There it was. And before he could roll past it, before he could laugh it away, before he could change the subject or turn to pack up his laptop and papers I said, "Hold up … whose voice was that?"
Blank. Just a blank look back at me.
"Just now," I said, "when you said 'what a waste of time, what a joke' you were imitating someone … who? Whose voice was that?"
I think we descended 1000 feet just staring at each other. And he didn't break that stare as his eyes welled up and he said, "My father … that's my father's voice."
And I guess all I'm saying is this: as a leader, a spouse, a parent, a friend … be careful what you write on someone else's mirror. It will be reflected back to them for a long, long time. And other people … well, we can see it too.
write "my mom thinks I'm very wise" on your mirror. Love
Posted by: Momme' | January 14, 2009 at 10:22 AM
Wow. Just wow. I read your blog every time you post. I subscribe to it because I like it so much and I have enjoyed these 14 posts in a row. Your blog inspires me. And this post ... well .. this post really got to me.
As a new parent, I can't tell you how hard I work to plow past all of the nasties written on my own mirror. Because even though you can't see them ... they are still there. Awareness is key, isn't it?
P.S. My husband and I both attended your "Interesting, tell me more" training a few years ago. Your blog is a wonderful extension of what I heard that day. Thank you for sharing your stories.
Posted by: Erika | January 14, 2009 at 10:51 AM
Damn, girl. That was beautiful.
I gotta be honest: When I got to the middle of the piece I thought "What is Jenné's problem? What the heck is she doing in her line of work when she's got this misanthropic streak?" But I kept reading. And you talked to that man...and you listened...and you pulled something out of him that needed pulling out. Then you tied it back in to the mirror thing.
You have a gift, my dear. A gift for seeing the forest, even though the trees are bugging the shit out of you.
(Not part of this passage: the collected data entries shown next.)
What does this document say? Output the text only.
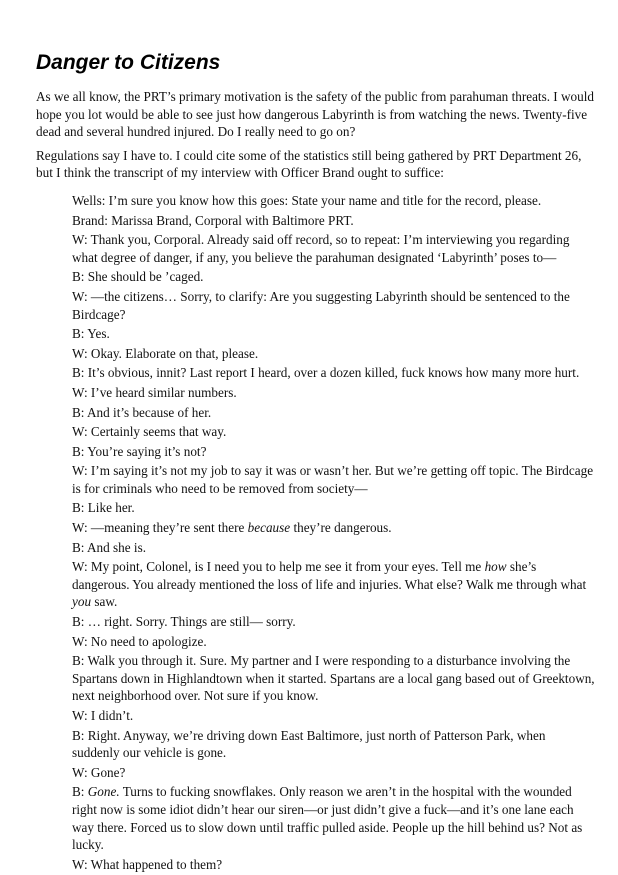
Danger to Citizens

As we all know, the PRT’s primary motivation is the safety of the public from parahuman threats. I would hope you lot would be able to see just how dangerous Labyrinth is from watching the news. Twenty-five dead and several hundred injured. Do I really need to go on?

Regulations say I have to. I could cite some of the statistics still being gathered by PRT Department 26, but I think the transcript of my interview with Officer Brand ought to suffice:

Wells: I’m sure you know how this goes: State your name and title for the record, please.
Brand: Marissa Brand, Corporal with Baltimore PRT.
W: Thank you, Corporal. Already said off record, so to repeat: I’m interviewing you regarding what degree of danger, if any, you believe the parahuman designated ‘Labyrinth’ poses to—
B: She should be ’caged.
W: —the citizens… Sorry, to clarify: Are you suggesting Labyrinth should be sentenced to the Birdcage?
B: Yes.
W: Okay. Elaborate on that, please.
B: It’s obvious, innit? Last report I heard, over a dozen killed, fuck knows how many more hurt.
W: I’ve heard similar numbers.
B: And it’s because of her.
W: Certainly seems that way.
B: You’re saying it’s not?
W: I’m saying it’s not my job to say it was or wasn’t her. But we’re getting off topic. The Birdcage is for criminals who need to be removed from society—
B: Like her.
W: —meaning they’re sent there because they’re dangerous.
B: And she is.
W: My point, Colonel, is I need you to help me see it from your eyes. Tell me how she’s dangerous. You already mentioned the loss of life and injuries. What else? Walk me through what you saw.
B: … right. Sorry. Things are still— sorry.
W: No need to apologize.
B: Walk you through it. Sure. My partner and I were responding to a disturbance involving the Spartans down in Highlandtown when it started. Spartans are a local gang based out of Greektown, next neighborhood over. Not sure if you know.
W: I didn’t.
B: Right. Anyway, we’re driving down East Baltimore, just north of Patterson Park, when suddenly our vehicle is gone.
W: Gone?
B: Gone. Turns to fucking snowflakes. Only reason we aren’t in the hospital with the wounded right now is some idiot didn’t hear our siren—or just didn’t give a fuck—and it’s one lane each way there. Forced us to slow down until traffic pulled aside. People up the hill behind us? Not as lucky.
W: What happened to them?
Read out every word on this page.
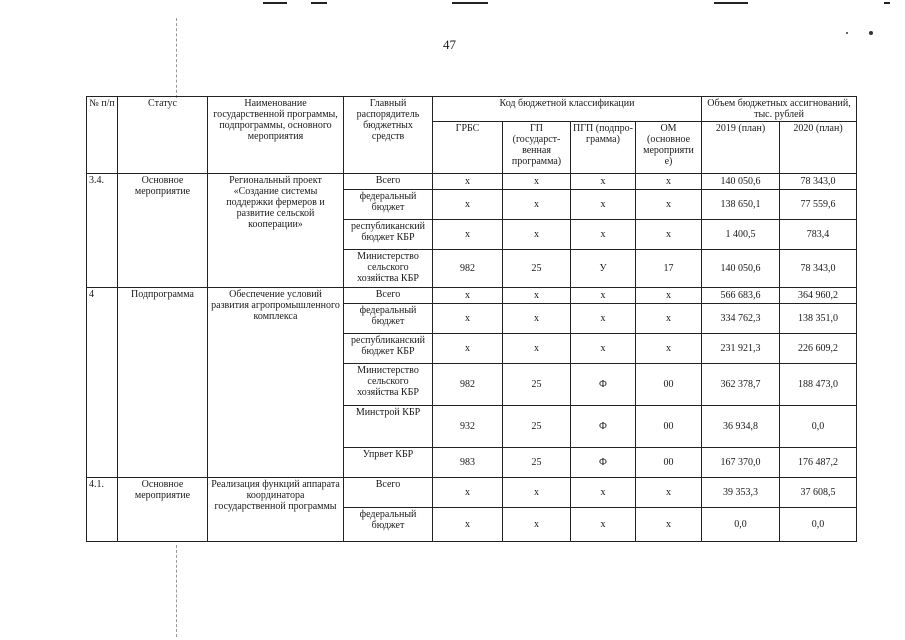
47
№ п/п	Статус	Наименование государственной программы, подпрограммы, основного мероприятия	Главный распорядитель бюджетных средств	Код бюджетной классификации				Объем бюджетных ассигнований, тыс. рублей	
				ГРБС	ГП (государст-венная программа)	ПГП (подпро-грамма)	ОМ (основное мероприяти е)	2019 (план)	2020 (план)
3.4.	Основное мероприятие	Региональный проект «Создание системы поддержки фермеров и развитие сельской кооперации»	Всего	х	х	х	х	140 050,6	78 343,0
			федеральный бюджет	х	х	х	х	138 650,1	77 559,6
			республиканский бюджет КБР	х	х	х	х	1 400,5	783,4
			Министерство сельского хозяйства КБР	982	25	У	17	140 050,6	78 343,0
4	Подпрограмма	Обеспечение условий развития агропромышленного комплекса	Всего	х	х	х	х	566 683,6	364 960,2
			федеральный бюджет	х	х	х	х	334 762,3	138 351,0
			республиканский бюджет КБР	х	х	х	х	231 921,3	226 609,2
			Министерство сельского хозяйства КБР	982	25	Ф	00	362 378,7	188 473,0
			Минстрой КБР	932	25	Ф	00	36 934,8	0,0
			Упрвет КБР	983	25	Ф	00	167 370,0	176 487,2
4.1.	Основное мероприятие	Реализация функций аппарата координатора государственной программы	Всего	х	х	х	х	39 353,3	37 608,5
			федеральный бюджет	х	х	х	х	0,0	0,0
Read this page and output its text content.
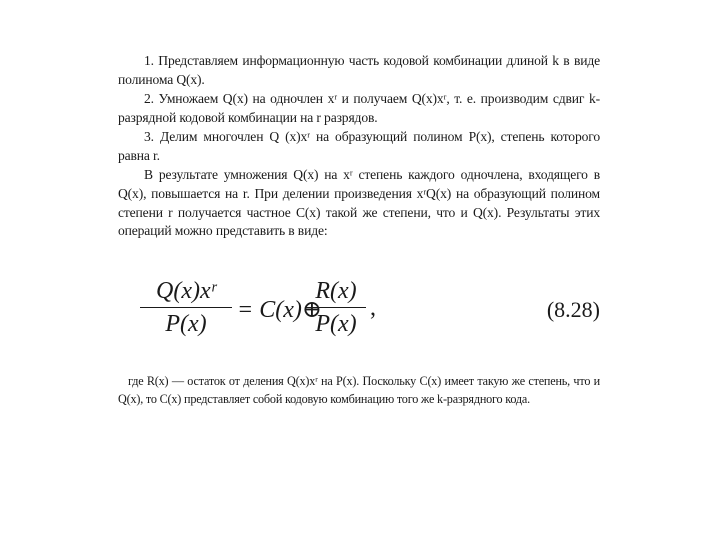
1. Представляем информационную часть кодовой комбинации длиной k в виде полинома Q(x).

2. Умножаем Q(x) на одночлен xʳ и получаем Q(x)xʳ, т. е. производим сдвиг k-разрядной кодовой комбинации на r разрядов.

3. Делим многочлен Q (x)xʳ на образующий полином P(x), степень которого равна r.

В результате умножения Q(x) на xʳ степень каждого одночлена, входящего в Q(x), повышается на r. При делении произведения xʳQ(x) на образующий полином степени r получается частное C(x) такой же степени, что и Q(x). Результаты этих операций можно представить в виде:

Q(x)xʳ
P(x)
= C(x)⊕
R(x)
P(x)
,	(8.28)

где R(x) — остаток от деления Q(x)xʳ на P(x). Поскольку C(x) имеет такую же степень, что и Q(x), то C(x) представляет собой кодовую комбинацию того же k-разрядного кода.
A double-gift, really, because you not only see it, but then you write about it beautifully.
Namaste.
Posted by: LIEvans | January 14, 2009 at 01:19 PM
Amazing! I love your insight, wit and the way you can engage with grace, even when you don't want to. I feel so blessed to have found you when I did. You give me a different perspective that is nothing less than wonderful! I can't even start to Thank You enough for your friendship and strength. Everything happens in God's time & I am so glad that you were in his design...Big Hugs!
Posted by: Malinda | March 07, 2011 at 08:00 AM
mirrors are good... Thanks!
Posted by: Russ Hall ( Stinky! ) | March 07, 2011 at 09:23 AM
Ah, my friend Patty started reading this to me and you blindsided both of us-- what a great, if weepy, way to start a Monday. Thanks for the excellent post!